Ce phénomène s’inscrit dans un changement de cycle entamé depuis 2023. Alors que les années précédentes avaient été marquées par des levées records et un engouement généralisé pour l’innovation tricolore, le climat s’est considérablement durci. Le ralentissement des valorisations, la rareté des exits industriels ou boursiers et les difficultés de refinancement de certaines participations fragilisent la promesse implicite de rendement. Pour les LPs, dont les allocations dans les actifs non cotés sont par définition illiquides, l’enjeu devient celui du retour concret sur capital. Les acteurs du capital-risque ne peuvent plus uniquement raconter une histoire de création de valeur à long terme et doivent démontrer leur capacité à rendre de l’argent.

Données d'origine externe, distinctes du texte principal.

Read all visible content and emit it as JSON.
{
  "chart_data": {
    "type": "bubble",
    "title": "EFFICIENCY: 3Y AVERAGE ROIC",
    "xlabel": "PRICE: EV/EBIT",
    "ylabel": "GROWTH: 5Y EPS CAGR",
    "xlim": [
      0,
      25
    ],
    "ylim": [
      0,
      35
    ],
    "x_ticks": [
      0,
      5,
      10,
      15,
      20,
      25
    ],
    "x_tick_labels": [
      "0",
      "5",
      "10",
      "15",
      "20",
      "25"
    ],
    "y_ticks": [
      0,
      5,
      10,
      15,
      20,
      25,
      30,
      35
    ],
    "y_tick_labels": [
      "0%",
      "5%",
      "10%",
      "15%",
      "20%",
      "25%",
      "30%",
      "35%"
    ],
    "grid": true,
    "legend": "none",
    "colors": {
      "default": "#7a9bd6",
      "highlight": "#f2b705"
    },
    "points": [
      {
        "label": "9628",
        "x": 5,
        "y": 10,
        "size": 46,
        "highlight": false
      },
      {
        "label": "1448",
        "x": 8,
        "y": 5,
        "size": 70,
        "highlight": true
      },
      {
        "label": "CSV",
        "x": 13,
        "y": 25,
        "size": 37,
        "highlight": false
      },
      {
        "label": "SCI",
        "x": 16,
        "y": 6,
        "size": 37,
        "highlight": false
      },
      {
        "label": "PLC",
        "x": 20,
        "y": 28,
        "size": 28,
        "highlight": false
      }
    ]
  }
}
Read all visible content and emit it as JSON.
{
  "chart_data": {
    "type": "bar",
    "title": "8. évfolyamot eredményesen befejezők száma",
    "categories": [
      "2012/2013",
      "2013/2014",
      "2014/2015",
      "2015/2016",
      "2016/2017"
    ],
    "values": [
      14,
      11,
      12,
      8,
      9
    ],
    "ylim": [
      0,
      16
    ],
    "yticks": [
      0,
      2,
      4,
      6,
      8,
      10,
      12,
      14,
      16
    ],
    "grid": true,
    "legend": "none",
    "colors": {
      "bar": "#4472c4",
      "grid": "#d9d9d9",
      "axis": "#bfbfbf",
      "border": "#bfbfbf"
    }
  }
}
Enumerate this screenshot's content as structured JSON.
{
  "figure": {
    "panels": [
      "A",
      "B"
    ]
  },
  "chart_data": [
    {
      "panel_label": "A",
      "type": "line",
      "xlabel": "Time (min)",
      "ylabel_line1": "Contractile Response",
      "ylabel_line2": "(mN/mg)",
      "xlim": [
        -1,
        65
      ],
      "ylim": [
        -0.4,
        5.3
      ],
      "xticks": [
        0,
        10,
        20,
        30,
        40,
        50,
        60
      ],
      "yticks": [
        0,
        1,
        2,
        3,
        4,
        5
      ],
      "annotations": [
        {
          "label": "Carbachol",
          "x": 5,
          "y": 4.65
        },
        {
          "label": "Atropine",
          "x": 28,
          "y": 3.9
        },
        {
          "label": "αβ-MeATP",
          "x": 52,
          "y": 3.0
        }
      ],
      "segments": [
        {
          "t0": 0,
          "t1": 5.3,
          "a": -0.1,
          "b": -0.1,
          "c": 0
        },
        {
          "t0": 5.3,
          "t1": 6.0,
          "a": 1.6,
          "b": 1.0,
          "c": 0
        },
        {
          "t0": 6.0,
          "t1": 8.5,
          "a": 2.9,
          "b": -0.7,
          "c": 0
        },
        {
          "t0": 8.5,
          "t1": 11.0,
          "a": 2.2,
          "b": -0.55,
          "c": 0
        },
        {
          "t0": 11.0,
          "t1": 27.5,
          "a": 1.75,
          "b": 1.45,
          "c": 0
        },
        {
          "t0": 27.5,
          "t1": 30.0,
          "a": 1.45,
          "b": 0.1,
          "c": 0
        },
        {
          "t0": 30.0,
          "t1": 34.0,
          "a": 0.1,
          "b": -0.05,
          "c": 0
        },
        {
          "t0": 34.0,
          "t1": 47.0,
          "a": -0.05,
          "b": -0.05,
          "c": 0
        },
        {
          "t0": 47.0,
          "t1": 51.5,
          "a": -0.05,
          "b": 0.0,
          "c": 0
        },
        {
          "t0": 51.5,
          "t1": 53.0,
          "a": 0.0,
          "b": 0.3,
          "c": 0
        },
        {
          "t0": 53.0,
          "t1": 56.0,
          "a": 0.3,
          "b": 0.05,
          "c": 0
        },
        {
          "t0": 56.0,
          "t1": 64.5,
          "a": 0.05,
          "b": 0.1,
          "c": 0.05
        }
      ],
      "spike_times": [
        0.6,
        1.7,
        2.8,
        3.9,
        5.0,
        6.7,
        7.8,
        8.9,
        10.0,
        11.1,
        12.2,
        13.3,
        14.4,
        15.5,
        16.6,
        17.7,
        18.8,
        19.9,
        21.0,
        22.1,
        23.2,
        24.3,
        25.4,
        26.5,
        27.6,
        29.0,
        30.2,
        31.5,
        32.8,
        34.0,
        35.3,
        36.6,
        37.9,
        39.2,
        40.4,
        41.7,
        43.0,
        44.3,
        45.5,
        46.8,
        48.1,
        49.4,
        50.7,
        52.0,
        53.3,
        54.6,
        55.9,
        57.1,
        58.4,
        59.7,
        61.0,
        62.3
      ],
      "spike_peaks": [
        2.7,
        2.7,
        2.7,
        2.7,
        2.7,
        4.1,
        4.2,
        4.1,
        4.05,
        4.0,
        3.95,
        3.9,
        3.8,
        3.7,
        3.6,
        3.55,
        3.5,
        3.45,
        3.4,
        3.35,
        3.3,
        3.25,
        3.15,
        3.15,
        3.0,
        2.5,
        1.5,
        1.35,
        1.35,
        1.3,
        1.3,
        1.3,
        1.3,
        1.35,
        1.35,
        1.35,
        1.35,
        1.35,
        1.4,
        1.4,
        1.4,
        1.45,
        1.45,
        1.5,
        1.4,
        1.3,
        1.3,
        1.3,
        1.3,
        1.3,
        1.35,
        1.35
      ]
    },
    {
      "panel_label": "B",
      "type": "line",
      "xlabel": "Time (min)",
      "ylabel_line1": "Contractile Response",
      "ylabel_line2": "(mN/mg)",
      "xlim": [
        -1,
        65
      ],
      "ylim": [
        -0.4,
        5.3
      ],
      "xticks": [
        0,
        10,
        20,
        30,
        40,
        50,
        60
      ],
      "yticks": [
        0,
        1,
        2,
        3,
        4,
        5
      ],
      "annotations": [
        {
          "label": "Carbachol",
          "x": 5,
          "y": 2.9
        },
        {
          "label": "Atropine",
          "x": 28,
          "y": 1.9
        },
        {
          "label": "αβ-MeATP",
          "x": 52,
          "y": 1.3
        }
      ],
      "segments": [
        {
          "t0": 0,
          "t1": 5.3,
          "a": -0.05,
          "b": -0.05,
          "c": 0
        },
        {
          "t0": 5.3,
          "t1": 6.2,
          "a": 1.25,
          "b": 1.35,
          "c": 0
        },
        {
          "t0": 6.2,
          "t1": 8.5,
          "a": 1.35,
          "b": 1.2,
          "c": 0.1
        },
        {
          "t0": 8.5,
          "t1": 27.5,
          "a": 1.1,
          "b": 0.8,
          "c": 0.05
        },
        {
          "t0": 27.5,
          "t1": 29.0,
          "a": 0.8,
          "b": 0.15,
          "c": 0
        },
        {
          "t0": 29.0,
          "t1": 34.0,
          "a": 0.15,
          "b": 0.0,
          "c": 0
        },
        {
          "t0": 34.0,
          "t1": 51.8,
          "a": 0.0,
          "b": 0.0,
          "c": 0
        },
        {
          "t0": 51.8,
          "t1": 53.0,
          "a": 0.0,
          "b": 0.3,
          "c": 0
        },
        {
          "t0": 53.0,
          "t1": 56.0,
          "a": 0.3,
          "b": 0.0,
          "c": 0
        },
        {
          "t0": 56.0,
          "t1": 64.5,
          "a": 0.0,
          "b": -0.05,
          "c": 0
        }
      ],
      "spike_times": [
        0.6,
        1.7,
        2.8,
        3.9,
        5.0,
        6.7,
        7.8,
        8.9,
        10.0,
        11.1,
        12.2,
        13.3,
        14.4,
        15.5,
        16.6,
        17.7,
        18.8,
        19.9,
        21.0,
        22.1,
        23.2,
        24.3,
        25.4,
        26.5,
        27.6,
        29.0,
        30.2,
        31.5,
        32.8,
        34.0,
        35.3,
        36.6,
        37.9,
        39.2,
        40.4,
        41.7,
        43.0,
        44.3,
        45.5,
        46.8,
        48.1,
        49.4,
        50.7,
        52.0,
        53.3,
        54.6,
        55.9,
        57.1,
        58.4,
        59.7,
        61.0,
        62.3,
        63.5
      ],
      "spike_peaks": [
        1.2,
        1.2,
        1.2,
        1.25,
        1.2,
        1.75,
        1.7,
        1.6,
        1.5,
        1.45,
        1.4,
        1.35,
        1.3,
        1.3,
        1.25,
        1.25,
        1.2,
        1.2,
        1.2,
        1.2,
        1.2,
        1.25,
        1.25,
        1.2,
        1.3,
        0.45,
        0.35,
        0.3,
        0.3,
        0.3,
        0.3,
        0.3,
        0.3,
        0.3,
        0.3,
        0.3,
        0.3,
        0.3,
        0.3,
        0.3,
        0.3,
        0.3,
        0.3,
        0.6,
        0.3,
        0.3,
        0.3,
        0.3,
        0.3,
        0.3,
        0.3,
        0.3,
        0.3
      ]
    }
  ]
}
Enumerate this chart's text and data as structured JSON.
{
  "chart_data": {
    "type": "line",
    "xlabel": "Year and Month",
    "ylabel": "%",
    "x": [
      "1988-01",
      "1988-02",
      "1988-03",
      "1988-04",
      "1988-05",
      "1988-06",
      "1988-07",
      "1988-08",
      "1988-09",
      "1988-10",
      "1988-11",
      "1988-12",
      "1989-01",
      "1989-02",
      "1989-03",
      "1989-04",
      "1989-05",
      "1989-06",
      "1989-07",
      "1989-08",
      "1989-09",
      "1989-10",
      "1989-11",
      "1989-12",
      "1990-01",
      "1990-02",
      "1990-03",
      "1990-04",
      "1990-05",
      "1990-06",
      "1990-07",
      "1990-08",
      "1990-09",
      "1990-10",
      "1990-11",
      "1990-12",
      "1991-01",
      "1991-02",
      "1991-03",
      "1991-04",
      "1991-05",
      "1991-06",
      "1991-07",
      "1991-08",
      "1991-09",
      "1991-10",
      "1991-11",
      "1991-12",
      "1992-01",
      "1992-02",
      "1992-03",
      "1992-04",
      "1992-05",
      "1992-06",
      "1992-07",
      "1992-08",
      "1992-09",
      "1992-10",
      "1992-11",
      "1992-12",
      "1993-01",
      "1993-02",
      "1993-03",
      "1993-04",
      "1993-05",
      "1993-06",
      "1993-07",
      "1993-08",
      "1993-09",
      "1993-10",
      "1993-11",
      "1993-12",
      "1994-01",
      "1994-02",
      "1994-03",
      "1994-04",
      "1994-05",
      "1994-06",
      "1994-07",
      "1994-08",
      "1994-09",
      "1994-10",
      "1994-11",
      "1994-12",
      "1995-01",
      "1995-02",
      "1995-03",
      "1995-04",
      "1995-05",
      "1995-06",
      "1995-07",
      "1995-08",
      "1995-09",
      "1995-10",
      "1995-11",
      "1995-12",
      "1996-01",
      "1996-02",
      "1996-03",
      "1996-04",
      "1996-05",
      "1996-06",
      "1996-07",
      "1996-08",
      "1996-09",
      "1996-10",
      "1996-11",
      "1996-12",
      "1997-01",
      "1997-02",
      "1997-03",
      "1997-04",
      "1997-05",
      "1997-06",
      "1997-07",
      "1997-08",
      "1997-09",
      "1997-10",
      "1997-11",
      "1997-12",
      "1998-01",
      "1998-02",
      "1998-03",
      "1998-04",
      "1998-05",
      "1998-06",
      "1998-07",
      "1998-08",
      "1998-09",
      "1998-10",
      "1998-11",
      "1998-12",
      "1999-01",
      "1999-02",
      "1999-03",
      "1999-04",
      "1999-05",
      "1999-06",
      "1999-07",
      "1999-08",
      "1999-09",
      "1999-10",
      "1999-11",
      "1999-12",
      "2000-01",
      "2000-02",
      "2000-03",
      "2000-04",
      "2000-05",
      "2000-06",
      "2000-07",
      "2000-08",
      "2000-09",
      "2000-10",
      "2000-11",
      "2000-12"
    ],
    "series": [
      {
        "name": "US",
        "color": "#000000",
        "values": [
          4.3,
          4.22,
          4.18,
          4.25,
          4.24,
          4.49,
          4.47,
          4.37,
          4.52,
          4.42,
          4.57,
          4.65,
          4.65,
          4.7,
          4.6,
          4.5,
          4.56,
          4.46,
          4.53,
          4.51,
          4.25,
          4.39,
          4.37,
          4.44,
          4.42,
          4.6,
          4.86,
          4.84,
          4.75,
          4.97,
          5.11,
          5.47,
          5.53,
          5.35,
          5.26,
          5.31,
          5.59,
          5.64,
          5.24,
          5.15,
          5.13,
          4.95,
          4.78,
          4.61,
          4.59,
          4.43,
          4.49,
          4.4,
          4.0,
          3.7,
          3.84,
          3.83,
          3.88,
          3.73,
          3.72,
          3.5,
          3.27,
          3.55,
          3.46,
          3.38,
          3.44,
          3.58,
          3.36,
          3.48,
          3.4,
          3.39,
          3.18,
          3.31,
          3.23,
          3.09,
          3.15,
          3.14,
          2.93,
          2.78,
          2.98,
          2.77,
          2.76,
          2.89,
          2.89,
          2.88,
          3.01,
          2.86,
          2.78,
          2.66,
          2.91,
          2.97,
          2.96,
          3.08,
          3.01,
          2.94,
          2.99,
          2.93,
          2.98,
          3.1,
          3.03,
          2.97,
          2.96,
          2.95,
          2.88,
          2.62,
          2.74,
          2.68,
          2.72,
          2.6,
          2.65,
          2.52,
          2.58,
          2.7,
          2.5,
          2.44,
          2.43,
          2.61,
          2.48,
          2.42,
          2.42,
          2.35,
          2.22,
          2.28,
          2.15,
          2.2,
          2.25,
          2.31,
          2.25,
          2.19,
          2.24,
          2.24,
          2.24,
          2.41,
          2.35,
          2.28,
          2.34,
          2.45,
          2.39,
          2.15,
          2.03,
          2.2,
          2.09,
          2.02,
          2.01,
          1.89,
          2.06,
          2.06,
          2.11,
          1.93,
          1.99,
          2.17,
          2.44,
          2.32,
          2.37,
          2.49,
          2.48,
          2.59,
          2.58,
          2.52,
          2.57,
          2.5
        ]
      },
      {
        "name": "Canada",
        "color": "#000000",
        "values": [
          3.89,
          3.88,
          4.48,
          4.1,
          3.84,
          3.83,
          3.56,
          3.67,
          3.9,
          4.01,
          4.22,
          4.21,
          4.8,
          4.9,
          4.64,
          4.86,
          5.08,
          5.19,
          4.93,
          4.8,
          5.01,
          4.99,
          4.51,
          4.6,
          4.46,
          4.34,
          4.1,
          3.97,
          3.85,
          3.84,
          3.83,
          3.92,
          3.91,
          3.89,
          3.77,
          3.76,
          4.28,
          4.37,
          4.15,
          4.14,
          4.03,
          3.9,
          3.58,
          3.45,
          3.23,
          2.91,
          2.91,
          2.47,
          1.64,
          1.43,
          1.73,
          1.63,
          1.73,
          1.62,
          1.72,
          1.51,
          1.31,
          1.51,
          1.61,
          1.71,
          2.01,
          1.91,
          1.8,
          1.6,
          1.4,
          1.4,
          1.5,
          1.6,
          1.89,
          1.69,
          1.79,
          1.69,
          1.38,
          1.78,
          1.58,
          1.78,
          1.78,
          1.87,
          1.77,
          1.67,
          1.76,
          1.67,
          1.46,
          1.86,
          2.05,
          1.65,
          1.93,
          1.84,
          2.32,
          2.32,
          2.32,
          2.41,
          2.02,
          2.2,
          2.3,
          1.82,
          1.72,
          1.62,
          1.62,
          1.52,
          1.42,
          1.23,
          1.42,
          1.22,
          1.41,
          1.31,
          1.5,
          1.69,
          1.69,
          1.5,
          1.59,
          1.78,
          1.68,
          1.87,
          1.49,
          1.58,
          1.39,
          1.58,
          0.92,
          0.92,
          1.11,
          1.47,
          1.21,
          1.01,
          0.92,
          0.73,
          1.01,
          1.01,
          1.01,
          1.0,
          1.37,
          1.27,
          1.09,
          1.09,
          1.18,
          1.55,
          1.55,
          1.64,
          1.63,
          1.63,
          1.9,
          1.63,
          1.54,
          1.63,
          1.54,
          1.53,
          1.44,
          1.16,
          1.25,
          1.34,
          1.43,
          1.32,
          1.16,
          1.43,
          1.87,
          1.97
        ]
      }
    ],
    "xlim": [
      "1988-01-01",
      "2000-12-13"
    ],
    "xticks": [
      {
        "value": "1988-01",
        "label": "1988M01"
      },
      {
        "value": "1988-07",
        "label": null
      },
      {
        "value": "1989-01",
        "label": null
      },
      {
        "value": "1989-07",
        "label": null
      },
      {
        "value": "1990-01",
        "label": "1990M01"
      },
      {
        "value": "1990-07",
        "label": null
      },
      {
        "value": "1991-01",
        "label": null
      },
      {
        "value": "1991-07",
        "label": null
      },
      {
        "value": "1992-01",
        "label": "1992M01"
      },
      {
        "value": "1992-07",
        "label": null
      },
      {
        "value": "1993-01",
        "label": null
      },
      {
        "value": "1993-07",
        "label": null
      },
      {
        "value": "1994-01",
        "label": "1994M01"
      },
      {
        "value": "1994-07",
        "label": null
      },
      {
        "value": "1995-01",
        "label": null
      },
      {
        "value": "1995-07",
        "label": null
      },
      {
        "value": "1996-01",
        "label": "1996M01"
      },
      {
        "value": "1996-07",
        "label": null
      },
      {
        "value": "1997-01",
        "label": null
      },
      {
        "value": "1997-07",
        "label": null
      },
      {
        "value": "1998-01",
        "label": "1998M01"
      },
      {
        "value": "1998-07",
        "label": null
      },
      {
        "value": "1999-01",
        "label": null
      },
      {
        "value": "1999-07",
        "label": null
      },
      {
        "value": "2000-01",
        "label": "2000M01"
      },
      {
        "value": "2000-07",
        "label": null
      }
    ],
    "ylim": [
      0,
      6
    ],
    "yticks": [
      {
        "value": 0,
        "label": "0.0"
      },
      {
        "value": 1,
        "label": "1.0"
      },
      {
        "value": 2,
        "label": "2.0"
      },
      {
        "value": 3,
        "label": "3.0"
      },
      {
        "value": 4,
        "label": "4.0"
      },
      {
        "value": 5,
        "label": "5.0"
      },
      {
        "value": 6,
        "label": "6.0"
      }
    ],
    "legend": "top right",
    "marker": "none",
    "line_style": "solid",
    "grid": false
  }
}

Dans cette nouvelle donne, les indicateurs de performance évoluent, le DPI, qui mesure les montants réellement retournés aux investisseurs, prend le pas sur les multiples de valorisation théorique. Les performances sur le papier séduisent moins que la preuve, en cash, de la capacité des fonds à sortir de leurs positions. Cela affecte la dynamique de levée, y compris pour des véhicules établis. Les re-ups, ces réengagements sur une nouvelle génération de fonds, deviennent plus sélectifs, plus dilués, parfois différés. Et pour les fonds émergents, la barre est d’autant plus haute que les LPs privilégient désormais la prudence à la nouveauté.
Ce repli s’explique aussi par une réalité structurelle, le faible nombre de sorties significatives dans la tech française. Si la scène a su générer des PME solides et même des ETI performantes, les véritables grands exits, capables d’alimenter durablement le cycle du capital-risque, restent l’exception. Dans cet environnement, certaines stratégies d’investissement très orientées sur des valorisations élevées, à l’entrée comme à la sortie, peinent à convaincre. La tension entre ambition et discipline devient centrale.
Face à cette pression, les fonds s’adaptent, l’heure est à la rationalisation des portefeuilles, à une gestion plus rigoureuse des tours de table, et à la recherche active de sorties, même intermédiaires. Les sociétés profitables ou proches du break-even, avec un ARR modéré mais visible, suscitent un intérêt croissant de la part des plateformes de consolidation privées. Le private equity devient ainsi un relais naturel pour une partie des participations, à condition que les valorisations d’entrée aient été maîtrisées.
Loin d’être une crise, ce resserrement marque une phase de maturité, il impose une nouvelle discipline à l’écosystème français, qui ne peut plus se contenter de capitaliser sur son élan. Il doit prouver qu’il sait distribuer, et pas seulement investir. Cette exigence, si elle ralentit certaines dynamiques, pourrait aussi consolider les bases d’un marché plus sain, et mieux aligné sur les attentes de ses financeurs.